В начале 90-х годов я жил в Нью-Йорке и работал на компанию по уборке квартир. Моя работа научила меня тому, что несмотря на их воспеваемые достоинства, компьютеры до болей в пятой точке неудобно чистить. Их шершавая поверхность магнитом притягивает пыль и грязь, и можно даже не пытаться вычистить промежутки между клавишами. Несколько раз я случайно нажимал на кнопки и отскакивал в ужасе, когда вместо чёрного экрана вдруг появлялись разноцветные тропические рыбки или летающие утюги. Одинаково неприятно было видеть как люди используют наклонный верх монитора, размещая на нём семейные фотографии и толпы статуэток из пластика и плюша, которые немедленно хором падали на пол в тот момент, когда я начинал протирать экран. И как всегда не было ни одной свободной розетки для пылесоса, так как всюду торчали штепсели компьютерного семейства. Провода беспорядочно стелились по полу и каждый из приборов злобно следил за мной мигающим красным глазом, телепатируя сигнал о том что их надо оставить в покое. Я с удовольствием им подчинялся, что привело к потоку жалоб.

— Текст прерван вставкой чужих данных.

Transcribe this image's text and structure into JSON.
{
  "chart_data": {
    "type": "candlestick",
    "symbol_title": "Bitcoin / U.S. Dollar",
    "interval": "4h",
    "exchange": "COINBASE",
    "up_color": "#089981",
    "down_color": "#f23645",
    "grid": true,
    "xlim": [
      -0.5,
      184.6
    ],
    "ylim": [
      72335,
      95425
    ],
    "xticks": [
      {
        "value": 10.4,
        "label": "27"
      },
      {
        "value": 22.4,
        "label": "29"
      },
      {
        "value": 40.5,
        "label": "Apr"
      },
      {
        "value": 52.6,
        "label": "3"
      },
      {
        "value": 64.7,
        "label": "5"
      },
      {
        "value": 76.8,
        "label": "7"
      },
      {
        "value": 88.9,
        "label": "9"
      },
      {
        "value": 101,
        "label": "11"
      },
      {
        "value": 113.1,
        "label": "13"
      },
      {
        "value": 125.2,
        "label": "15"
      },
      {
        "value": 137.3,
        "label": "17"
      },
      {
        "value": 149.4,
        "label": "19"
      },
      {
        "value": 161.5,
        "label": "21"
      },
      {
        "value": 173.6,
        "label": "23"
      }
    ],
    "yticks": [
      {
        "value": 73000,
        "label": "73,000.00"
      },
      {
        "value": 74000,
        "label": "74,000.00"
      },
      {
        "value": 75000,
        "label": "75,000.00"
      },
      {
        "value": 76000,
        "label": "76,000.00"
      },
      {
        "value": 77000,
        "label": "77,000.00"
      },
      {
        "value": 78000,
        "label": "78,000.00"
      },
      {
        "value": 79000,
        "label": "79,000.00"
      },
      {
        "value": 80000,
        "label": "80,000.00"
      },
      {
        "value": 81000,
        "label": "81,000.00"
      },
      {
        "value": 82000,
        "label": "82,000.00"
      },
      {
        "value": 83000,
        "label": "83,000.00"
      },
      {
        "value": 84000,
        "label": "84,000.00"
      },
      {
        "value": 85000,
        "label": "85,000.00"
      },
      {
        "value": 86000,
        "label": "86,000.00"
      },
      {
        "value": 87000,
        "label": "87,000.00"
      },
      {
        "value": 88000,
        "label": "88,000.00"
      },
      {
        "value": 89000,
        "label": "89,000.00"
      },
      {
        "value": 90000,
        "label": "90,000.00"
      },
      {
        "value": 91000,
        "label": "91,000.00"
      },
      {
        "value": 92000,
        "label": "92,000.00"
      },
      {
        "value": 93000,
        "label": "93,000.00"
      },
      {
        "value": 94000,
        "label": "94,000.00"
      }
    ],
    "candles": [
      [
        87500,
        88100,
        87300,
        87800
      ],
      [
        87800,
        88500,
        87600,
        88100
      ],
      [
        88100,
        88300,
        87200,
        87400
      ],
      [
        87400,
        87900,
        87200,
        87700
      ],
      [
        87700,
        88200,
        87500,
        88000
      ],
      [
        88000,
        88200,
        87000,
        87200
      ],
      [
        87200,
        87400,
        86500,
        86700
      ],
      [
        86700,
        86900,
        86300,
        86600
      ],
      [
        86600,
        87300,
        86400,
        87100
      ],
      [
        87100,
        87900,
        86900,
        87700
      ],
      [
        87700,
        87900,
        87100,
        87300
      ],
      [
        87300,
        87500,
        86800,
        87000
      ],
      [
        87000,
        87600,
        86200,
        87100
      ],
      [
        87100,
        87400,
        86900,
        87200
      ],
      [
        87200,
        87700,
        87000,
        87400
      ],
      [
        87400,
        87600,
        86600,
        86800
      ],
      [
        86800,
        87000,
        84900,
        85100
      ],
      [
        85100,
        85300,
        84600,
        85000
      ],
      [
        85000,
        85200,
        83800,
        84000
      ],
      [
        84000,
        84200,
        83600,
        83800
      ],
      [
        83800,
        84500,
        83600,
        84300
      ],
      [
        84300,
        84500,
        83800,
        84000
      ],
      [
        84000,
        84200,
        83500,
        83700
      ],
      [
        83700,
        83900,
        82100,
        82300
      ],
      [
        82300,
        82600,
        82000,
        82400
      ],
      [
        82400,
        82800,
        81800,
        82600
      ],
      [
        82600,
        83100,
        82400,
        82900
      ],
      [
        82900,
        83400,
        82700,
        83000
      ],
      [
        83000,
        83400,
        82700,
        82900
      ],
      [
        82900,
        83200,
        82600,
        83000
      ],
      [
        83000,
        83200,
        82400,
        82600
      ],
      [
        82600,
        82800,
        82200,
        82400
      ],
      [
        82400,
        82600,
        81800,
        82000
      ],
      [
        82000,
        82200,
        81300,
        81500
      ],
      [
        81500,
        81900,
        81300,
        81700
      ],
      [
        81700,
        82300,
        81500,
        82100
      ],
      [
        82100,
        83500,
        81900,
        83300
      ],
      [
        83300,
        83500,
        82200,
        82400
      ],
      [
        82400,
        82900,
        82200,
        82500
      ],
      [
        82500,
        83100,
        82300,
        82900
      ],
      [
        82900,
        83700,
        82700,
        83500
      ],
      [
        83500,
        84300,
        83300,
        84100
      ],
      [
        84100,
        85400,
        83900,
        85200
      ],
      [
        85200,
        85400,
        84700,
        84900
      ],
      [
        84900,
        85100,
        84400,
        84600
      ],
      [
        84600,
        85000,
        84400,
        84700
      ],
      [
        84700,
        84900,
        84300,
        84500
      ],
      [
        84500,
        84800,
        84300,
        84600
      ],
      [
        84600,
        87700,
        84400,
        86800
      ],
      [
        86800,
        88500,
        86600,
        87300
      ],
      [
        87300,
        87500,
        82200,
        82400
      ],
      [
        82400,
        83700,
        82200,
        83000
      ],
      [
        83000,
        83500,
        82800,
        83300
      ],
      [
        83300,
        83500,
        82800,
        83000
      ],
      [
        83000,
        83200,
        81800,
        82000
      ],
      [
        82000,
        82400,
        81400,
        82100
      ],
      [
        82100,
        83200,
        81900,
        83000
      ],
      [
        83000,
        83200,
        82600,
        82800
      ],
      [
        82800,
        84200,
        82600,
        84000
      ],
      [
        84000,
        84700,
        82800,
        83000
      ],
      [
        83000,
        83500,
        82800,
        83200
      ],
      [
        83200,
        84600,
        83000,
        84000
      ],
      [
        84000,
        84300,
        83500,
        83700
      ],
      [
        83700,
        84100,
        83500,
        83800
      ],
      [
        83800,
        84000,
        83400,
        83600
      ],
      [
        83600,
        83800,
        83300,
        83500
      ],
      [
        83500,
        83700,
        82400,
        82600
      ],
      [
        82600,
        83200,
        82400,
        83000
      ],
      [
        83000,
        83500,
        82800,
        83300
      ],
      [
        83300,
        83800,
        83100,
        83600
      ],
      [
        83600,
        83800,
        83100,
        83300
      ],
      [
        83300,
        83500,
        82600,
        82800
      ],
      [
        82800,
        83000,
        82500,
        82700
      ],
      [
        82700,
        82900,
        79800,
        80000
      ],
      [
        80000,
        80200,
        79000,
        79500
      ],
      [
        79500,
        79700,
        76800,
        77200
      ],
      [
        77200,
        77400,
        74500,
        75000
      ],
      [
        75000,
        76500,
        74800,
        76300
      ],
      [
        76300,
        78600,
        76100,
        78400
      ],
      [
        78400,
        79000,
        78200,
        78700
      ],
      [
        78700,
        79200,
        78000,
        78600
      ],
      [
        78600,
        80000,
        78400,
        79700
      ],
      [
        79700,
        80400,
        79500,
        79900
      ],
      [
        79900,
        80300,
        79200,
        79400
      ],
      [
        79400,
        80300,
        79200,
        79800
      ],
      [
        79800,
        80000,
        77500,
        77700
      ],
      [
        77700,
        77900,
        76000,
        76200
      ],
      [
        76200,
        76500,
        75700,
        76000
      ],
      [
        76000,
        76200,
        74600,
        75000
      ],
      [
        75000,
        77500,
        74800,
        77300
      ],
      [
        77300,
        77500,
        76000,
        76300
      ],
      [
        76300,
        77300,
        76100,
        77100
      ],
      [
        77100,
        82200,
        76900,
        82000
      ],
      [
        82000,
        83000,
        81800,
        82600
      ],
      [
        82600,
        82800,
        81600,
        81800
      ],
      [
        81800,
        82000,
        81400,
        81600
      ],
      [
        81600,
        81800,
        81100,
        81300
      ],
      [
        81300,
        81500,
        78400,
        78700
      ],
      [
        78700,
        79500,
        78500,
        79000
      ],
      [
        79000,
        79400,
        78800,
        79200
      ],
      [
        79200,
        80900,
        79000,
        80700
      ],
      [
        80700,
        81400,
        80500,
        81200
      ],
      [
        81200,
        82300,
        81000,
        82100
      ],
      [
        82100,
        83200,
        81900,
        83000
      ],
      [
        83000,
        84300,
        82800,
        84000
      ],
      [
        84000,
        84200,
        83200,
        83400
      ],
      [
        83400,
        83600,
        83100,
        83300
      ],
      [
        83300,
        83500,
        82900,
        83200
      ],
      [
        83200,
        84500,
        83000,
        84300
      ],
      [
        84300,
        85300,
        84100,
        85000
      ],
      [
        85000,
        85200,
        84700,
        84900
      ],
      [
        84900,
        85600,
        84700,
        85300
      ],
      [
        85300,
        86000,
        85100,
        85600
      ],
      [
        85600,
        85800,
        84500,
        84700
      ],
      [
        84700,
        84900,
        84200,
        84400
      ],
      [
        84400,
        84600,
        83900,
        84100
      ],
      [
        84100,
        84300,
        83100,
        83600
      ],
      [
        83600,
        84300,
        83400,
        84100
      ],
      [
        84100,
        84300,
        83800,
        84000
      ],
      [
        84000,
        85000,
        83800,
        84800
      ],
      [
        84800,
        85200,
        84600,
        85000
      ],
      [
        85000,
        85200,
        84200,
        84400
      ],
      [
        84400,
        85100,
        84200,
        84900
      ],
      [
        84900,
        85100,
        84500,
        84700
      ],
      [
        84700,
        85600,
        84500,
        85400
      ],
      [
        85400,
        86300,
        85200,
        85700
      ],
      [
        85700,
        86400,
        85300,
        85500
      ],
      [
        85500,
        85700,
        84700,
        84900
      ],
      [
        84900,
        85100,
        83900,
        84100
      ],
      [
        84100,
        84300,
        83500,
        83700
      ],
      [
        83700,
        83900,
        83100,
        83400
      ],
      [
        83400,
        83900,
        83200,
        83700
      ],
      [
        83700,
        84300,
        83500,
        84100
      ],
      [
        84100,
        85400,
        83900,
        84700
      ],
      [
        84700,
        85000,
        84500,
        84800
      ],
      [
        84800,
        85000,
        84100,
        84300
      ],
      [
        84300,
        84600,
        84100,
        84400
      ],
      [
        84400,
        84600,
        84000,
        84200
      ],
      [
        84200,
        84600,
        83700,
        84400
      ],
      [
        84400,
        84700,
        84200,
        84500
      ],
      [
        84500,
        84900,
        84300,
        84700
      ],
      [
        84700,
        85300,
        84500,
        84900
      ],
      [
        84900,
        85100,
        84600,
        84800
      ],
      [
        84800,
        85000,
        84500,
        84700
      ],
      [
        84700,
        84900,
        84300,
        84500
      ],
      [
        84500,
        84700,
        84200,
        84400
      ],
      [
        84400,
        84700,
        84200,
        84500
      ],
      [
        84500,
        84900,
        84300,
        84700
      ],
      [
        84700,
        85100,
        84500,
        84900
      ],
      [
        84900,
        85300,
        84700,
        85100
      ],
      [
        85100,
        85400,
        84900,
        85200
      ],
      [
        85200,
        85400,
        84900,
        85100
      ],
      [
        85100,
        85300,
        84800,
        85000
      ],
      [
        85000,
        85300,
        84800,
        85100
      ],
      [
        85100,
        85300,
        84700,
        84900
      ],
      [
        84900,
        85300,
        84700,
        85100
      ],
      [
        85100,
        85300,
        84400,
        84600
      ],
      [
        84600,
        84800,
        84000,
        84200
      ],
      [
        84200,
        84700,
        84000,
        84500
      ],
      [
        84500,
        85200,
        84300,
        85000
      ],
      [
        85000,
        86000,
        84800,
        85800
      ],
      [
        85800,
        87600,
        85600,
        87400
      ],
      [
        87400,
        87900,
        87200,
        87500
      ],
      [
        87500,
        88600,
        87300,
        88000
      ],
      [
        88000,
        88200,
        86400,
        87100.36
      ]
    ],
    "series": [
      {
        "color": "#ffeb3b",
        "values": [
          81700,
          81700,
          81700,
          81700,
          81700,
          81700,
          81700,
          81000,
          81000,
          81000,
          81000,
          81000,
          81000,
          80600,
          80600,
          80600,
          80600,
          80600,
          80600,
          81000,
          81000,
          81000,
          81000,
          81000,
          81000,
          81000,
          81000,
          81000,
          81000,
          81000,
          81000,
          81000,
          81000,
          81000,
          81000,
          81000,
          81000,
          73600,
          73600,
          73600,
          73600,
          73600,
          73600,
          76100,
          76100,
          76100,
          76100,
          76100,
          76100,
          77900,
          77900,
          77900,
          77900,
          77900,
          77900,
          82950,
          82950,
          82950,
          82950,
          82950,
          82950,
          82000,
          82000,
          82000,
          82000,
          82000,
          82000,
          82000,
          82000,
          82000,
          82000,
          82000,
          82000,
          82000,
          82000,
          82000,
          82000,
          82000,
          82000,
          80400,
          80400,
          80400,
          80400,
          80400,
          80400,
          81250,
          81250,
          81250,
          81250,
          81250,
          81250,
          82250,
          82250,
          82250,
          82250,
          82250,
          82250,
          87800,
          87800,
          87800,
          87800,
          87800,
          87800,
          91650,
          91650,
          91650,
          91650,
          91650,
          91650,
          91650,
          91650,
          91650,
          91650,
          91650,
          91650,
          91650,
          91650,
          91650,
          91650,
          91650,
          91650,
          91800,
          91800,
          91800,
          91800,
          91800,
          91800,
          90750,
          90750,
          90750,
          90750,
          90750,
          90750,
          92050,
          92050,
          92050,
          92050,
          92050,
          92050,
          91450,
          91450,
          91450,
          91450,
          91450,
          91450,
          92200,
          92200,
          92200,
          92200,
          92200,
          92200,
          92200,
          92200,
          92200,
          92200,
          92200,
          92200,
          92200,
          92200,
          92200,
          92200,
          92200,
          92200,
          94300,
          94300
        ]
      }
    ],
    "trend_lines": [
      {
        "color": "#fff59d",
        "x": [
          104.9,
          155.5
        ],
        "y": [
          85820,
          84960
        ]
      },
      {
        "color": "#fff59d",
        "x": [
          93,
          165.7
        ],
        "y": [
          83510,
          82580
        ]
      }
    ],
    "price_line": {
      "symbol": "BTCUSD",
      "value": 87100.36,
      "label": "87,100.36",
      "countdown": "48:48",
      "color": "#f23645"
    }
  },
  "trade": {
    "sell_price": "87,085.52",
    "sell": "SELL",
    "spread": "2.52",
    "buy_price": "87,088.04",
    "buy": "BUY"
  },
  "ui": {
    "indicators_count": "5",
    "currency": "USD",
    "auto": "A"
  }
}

По причине моей общей аллергии на приборы и нескольких затяжных и громких криков в людных местах, меня стали обзывать технофобом, что на шкале моих ругательств сильно не котировалось. Окончание 'фоб' занимает достойное место, когда его используют по назначению, но с недавних пор оно потеряло изначальную силу из-за помпезной настойчивости на том что отторжение скорее основано на страхе, а не на ненависти. И должное уже не воздаётся за различие между этими двумя очень разными эмоциями. Я боюсь змей.
Я ненавижу компьютеры. И я окопался в своей ненависти, лелея её ежедневно, мне с ней хорошо, и никакой анонимный клуб не изменит моего мнения. Я ненавижу компьютеры за появление их отдельной колонки в газете
Я ненавижу компьютеры по множеству причин, но презираю их в основном за то что они причинили моей подруге — пишущей машинке. В демократическом обществе, казалось бы, нашлось бы место и для обоих, но компьютеры не намерены успокаиваться до тех пор пока я не начну делать чернильную ленту из старых футболок и варить в ванной забеливатель текста. Их цель — загнать Ундервуд в один ряд с пером и чернильницей в музей антикварных писательских приспособлений. Они рвутся к власти, и их необходимо остановить.
Когда мне говорят что я похож на человека который до сих пор лелеет свои виниловые пластинки, я отвечаю: «у вас сохранились пластинки? Где??» Но на самом деле я не собираю пластинки, просто чувствую как важно выразить солидарность с теми из-под кого выдернули ковёр. Мне не важен подсчёт слов или возможность перестановки абзацев нажатием одной кнопки, мне не нужен компьютер. В отличие от лёгкой дроби, которую выстукивают пальцы на клавиатуре компьютера, щелчки и удары пишущей машинки предполагают что строится что-то серьёзное. И в конце мизерного дня, вместо того чтобы скорбить по виртуальной пустоте, я всегда могу посмотреть в мусорную корзину на скомканные листы бумаги и сказать себе что даже если я провалился, то захватил с собой несколько деревьев.
Когда мне нужно покинуть дом на длительное время, я беру с собой свою пишущую машинку, и мы вместе претерпеваем муки прохождения через рентген в аэропорту. Лаптопы счастливо плывут по конвейеру, а меня заставляют отойти в сторонку и открыть свой чемодан. Мне кажется что это вполне заурядная часть багажа, но угасающая популярность пишущих машинок вызывает к ней подозрение не хуже чем к пушке с ядрами.
«Это пишущая машинка» — говорю я, — «на ней я печатаю гневные жалобы администрациям аэропортов».